I'm still working on the problem mentioned in this post: Sorting vector of strings with leading numbers
The original problem is as follows:
Write a complete C++ program that outputs the k most frequently used words in file input.txt, one per line in descending order of frequency, where k is a nonnegative integer read from input. Ties are broken arbitrarily, and if there are only u different words in input.txt and u < k, then the output has only u entries. For this problem, you may not use any STL class or algorithm except vector and string. A word is a maximal block of non-white-space characters with punctuations removed. Each output line consists of a word followed by its frequency count. (inputs and k-values are given)

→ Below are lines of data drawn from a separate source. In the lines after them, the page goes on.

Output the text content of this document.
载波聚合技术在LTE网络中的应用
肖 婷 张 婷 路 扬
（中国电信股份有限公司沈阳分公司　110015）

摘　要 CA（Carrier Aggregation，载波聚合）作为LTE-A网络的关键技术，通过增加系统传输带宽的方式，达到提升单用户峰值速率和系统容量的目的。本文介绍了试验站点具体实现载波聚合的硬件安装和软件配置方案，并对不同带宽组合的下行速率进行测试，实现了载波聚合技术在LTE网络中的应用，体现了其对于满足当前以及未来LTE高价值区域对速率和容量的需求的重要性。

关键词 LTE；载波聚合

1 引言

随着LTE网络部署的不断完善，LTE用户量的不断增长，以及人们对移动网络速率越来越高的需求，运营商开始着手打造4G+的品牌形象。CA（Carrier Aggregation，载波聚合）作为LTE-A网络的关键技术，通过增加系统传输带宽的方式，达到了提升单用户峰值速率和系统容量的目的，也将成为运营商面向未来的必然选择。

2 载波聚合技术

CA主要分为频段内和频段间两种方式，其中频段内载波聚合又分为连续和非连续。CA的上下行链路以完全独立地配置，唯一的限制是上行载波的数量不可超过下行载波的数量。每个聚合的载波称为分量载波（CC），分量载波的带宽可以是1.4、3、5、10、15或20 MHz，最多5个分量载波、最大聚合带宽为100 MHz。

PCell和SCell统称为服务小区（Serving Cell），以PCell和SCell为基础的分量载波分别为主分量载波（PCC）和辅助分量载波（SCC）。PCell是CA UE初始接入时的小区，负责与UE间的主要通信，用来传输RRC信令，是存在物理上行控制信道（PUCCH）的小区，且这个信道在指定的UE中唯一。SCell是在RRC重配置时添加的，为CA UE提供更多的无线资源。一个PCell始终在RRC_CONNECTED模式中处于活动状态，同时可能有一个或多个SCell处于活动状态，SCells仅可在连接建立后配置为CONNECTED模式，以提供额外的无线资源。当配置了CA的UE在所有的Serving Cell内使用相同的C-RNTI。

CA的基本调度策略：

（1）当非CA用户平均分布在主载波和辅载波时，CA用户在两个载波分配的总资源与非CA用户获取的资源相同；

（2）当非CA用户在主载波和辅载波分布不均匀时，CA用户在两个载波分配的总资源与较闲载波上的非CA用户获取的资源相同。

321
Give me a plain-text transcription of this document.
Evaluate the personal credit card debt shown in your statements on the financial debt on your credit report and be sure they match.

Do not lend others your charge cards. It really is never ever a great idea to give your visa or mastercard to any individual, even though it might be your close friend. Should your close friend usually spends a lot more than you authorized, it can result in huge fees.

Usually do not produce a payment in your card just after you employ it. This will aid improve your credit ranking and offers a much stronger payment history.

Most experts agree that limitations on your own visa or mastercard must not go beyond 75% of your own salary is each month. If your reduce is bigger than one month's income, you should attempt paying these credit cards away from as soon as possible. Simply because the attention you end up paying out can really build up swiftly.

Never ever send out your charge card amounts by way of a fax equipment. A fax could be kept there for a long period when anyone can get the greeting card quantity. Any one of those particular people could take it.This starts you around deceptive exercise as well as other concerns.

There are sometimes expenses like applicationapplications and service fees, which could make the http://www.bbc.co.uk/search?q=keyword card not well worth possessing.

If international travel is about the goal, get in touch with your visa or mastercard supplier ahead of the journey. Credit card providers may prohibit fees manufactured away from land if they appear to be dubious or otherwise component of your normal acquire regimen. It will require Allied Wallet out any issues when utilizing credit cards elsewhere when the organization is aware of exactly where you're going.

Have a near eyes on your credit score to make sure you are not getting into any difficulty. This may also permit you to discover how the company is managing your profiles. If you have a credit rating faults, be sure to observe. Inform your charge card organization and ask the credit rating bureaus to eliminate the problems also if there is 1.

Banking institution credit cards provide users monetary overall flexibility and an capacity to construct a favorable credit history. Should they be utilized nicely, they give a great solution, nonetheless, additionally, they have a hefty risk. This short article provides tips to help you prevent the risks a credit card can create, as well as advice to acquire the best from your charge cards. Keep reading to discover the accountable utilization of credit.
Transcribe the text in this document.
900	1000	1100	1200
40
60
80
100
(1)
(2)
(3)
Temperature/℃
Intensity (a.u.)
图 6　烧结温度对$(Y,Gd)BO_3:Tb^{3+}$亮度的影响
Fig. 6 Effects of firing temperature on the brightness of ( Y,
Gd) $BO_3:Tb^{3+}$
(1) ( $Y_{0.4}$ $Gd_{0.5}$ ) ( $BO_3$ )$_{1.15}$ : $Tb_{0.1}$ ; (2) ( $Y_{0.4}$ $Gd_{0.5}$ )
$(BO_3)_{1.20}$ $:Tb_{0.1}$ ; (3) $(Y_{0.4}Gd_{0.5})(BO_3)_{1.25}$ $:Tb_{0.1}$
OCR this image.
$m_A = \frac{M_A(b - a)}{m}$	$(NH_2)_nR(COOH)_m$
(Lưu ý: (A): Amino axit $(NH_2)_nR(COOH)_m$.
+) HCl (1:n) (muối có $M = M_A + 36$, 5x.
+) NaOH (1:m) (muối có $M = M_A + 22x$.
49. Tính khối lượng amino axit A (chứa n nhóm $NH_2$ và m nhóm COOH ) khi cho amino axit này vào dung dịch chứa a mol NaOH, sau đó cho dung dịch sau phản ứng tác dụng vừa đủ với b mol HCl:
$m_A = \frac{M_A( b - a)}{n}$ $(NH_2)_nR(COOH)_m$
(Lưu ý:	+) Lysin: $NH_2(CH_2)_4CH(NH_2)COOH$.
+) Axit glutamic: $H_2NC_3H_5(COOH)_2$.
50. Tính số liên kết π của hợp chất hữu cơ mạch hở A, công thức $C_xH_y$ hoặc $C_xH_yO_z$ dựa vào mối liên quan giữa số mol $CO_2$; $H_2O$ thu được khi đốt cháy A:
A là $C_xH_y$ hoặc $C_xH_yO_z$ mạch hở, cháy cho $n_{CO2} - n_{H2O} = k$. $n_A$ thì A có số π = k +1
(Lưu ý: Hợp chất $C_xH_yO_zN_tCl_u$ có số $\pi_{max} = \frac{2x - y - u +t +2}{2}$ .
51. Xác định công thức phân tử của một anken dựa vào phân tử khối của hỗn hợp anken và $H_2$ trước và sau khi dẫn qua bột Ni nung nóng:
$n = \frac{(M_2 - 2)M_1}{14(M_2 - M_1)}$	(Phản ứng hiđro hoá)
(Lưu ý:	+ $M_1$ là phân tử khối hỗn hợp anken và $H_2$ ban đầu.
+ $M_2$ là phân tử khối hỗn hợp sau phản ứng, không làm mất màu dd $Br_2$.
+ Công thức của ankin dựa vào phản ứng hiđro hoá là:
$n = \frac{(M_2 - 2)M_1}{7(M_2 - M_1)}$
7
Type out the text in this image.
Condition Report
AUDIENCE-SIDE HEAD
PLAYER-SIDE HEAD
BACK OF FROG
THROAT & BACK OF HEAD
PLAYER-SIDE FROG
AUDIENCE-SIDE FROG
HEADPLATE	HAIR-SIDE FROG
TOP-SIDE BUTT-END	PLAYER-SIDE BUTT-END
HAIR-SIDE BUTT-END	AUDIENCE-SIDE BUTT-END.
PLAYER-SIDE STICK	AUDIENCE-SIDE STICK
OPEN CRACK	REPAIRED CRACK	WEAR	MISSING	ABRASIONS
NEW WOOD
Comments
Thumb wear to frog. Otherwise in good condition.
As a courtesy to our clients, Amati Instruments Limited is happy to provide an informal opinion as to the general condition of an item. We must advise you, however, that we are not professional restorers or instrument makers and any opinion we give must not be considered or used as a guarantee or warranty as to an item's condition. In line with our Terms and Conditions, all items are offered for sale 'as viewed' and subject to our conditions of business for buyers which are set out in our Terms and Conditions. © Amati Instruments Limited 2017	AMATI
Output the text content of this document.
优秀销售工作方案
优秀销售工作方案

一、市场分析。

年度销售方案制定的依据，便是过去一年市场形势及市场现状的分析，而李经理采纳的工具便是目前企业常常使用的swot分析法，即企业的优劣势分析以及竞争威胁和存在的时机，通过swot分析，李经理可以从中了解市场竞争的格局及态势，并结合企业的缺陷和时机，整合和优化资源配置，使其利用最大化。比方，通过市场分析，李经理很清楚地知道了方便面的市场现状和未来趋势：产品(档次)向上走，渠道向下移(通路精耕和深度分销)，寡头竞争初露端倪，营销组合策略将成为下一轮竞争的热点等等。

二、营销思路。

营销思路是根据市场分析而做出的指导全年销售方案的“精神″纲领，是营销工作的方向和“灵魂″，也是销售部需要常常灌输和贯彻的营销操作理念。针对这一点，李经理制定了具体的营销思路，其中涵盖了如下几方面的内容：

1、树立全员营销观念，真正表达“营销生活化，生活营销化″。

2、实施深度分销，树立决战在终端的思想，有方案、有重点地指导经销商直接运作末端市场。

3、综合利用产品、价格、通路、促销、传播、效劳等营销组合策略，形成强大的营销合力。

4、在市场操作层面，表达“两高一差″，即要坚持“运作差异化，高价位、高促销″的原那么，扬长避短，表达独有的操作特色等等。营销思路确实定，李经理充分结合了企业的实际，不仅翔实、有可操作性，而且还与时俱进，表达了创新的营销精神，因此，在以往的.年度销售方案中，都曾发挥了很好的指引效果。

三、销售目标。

Thanks to those who suggested using a struct, I ended up with a little bit more efficient solution with less code.
However, the problem is, for text files that are relatively large (consisted of >400000 words), my program can keep running for more than 5 minutes and gives no result whatsoever. The program runs perfectly on small file inputs. I'm not sure whether it's because the file was too big, or there's a problem with the algorithm itself that causes memory overflow/corruption.
Here's my code for the program:
struct word_freq {
int freq;
string word;
};
bool operator<(const word_freq& a, const word_freq& b) {
return a.freq < b.freq;
}
void word_frequencies(ifstream& inf, int k)
{
vector <string> input;
string w;
while (inf >> w)
{
remove_punc(w);
input.push_back(w);
}
sort(input.begin(), input.end());
// initialize frequency vector
vector <int> freq;
for (size_t i = 0; i < input.size(); ++i) freq.push_back(1);
// count actual frequencies
int count = 0;
for (size_t i = 0; i < input.size()-1; ++i)
{
if (input[i] == input[i+1])
{
++count;
} else
{
freq[i] += count;
count = 0;
}
}
// words+frequencies
vector <word_freq> wf;
for (int i = 0; i < freq.size(); ++i)
{
if (freq[i] > 1 || is_unique(input, input[i]))
{
word_freq st = {freq[i], input[i]};
wf.push_back(st);
}
}
// printing
sort(wf.begin(), wf.end());
if (wf.size() < k)
{
for (int i = wf.size()-1; i >= 0; --i)
{
cout << wf[i].word << " " << wf[i].freq << endl;
}
} else
{
for (int i = wf.size()-1; i >= wf.size()-1-k; --i)
{
cout << wf[i].word << " " << wf[i].freq << endl;
}
}
}
If anyone can point out mistakes made, it would be greatly appreciated.